Colin E Self (born 1941 in Rackheath, Norfolk) is an English Pop Artist whose work has addressed the theme of Cold War politics.
As a student at the Slade School of Fine Art from 1961 to 1963 Colin Self received encouragement for his drawings and collages from the artists David Hockney and Peter Blake.
Following his trip to the United States in 1965 he produced a series of drawings based on American nuclear fall-out shelters, Art Deco cinema interiors and of hot dogs, which he described as being ‘as important a 20th century development as (say) a rocket.’ His highly personal and distinctive style of drawing led the artist Richard Hamilton to call him ‘the best draughtsman in England since William Blake.’ During the 1960s Self showed with the Robert Fraser Gallery, London.
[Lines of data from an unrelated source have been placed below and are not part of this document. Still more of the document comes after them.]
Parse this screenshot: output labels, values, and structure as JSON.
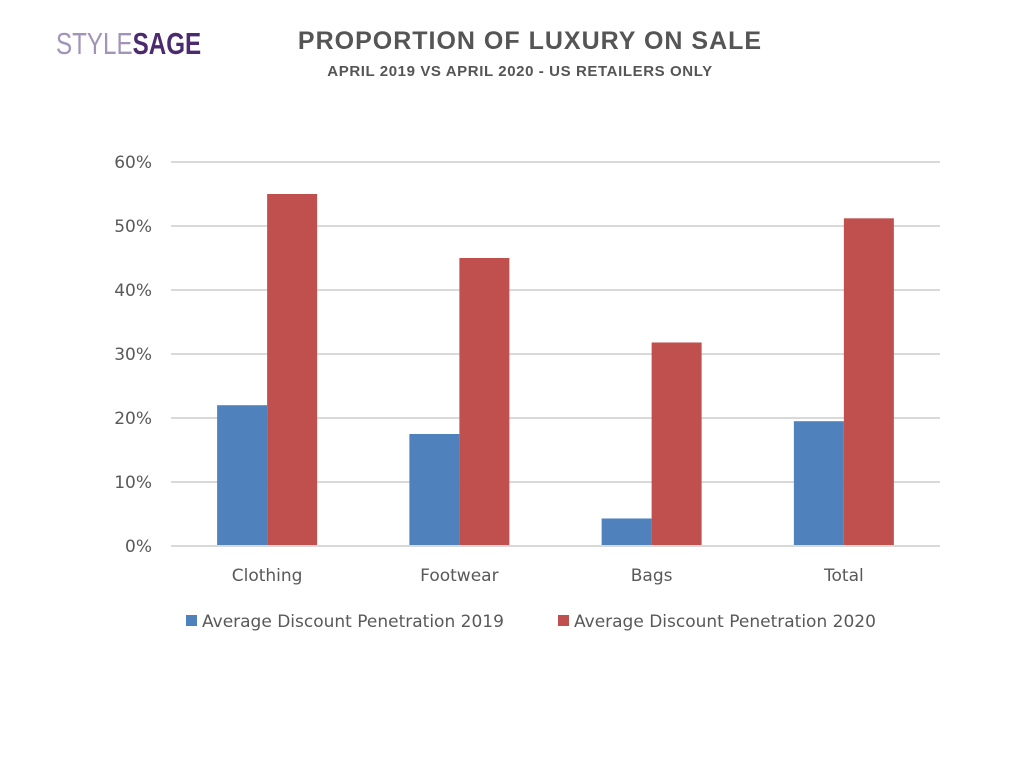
{
  "header": {
    "logo_light": "STYLE",
    "logo_bold": "SAGE",
    "title": "PROPORTION OF LUXURY ON SALE",
    "subtitle": "APRIL 2019 VS APRIL 2020 - US RETAILERS ONLY"
  },
  "colors": {
    "series_2019": "#4f81bd",
    "series_2020": "#c0504d",
    "gridline": "#d9d9d9",
    "axis_text": "#595959",
    "title_text": "#555555",
    "logo_light": "#a294b8",
    "logo_dark": "#4b2a6e"
  },
  "chart_data": {
    "type": "bar",
    "title": "PROPORTION OF LUXURY ON SALE",
    "subtitle": "APRIL 2019 VS APRIL 2020 - US RETAILERS ONLY",
    "xlabel": "",
    "ylabel": "",
    "categories": [
      "Clothing",
      "Footwear",
      "Bags",
      "Total"
    ],
    "series": [
      {
        "name": "Average Discount Penetration 2019",
        "values": [
          0.22,
          0.175,
          0.043,
          0.195
        ]
      },
      {
        "name": "Average Discount Penetration 2020",
        "values": [
          0.55,
          0.45,
          0.318,
          0.512
        ]
      }
    ],
    "ylim": [
      0,
      0.6
    ],
    "yticks": [
      0,
      0.1,
      0.2,
      0.3,
      0.4,
      0.5,
      0.6
    ],
    "ytick_labels": [
      "0%",
      "10%",
      "20%",
      "30%",
      "40%",
      "50%",
      "60%"
    ],
    "grid": true,
    "legend_position": "bottom"
  }
}
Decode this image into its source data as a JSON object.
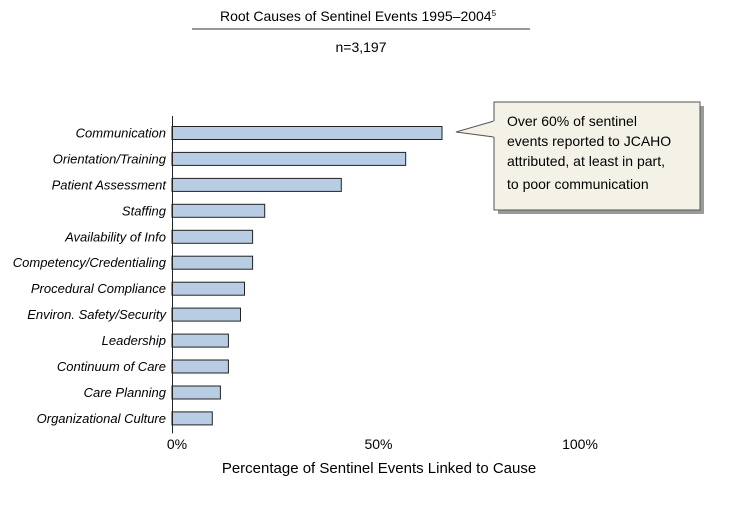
{
  "chart_data": {
    "type": "bar",
    "orientation": "horizontal",
    "title": "Root Causes of Sentinel Events 1995–2004",
    "title_superscript": "5",
    "subtitle": "n=3,197",
    "xlabel": "Percentage of Sentinel Events Linked to Cause",
    "ylabel": "",
    "xlim": [
      0,
      100
    ],
    "xticks": [
      0,
      50,
      100
    ],
    "xtick_labels": [
      "0%",
      "50%",
      "100%"
    ],
    "grid": false,
    "bar_color": "#b8cce4",
    "bar_edge_color": "#222222",
    "categories": [
      "Communication",
      "Orientation/Training",
      "Patient Assessment",
      "Staffing",
      "Availability of Info",
      "Competency/Credentialing",
      "Procedural Compliance",
      "Environ. Safety/Security",
      "Leadership",
      "Continuum of Care",
      "Care Planning",
      "Organizational Culture"
    ],
    "values": [
      67,
      58,
      42,
      23,
      20,
      20,
      18,
      17,
      14,
      14,
      12,
      10
    ],
    "annotation": {
      "target_category": "Communication",
      "lines": [
        "Over 60% of sentinel",
        "events reported to JCAHO",
        "attributed, at least in part,",
        "to poor communication"
      ],
      "fill_color": "#f4f2e6"
    }
  }
}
Drawing images from a variety of commercial sources, he created the Power and Beauty series of screenprints (1968) at Editions Alecto while his etching suite Prelude to the 1000 Temporary Objects of Our Time (1970–71) sought to provide a unique record of society in the event of its possible destruction[2] Suspicious of the commercial art world Self worked in isolation during the 1970s, seeking a sense of solace through the production of atmospheric watercolours and charcoals of the landscapes of his native county Norfolk, and Scotland.
Some of these works such as ‘Burning Man Jumping from Building’ (1983) and ‘New York Disaster’ (1998) appear remarkably prescient in the light of events such as the attack on the World Trade Center in 2001, while others create lighter, often humorous narratives from found material in everyday life – an extension of the language of Pop art.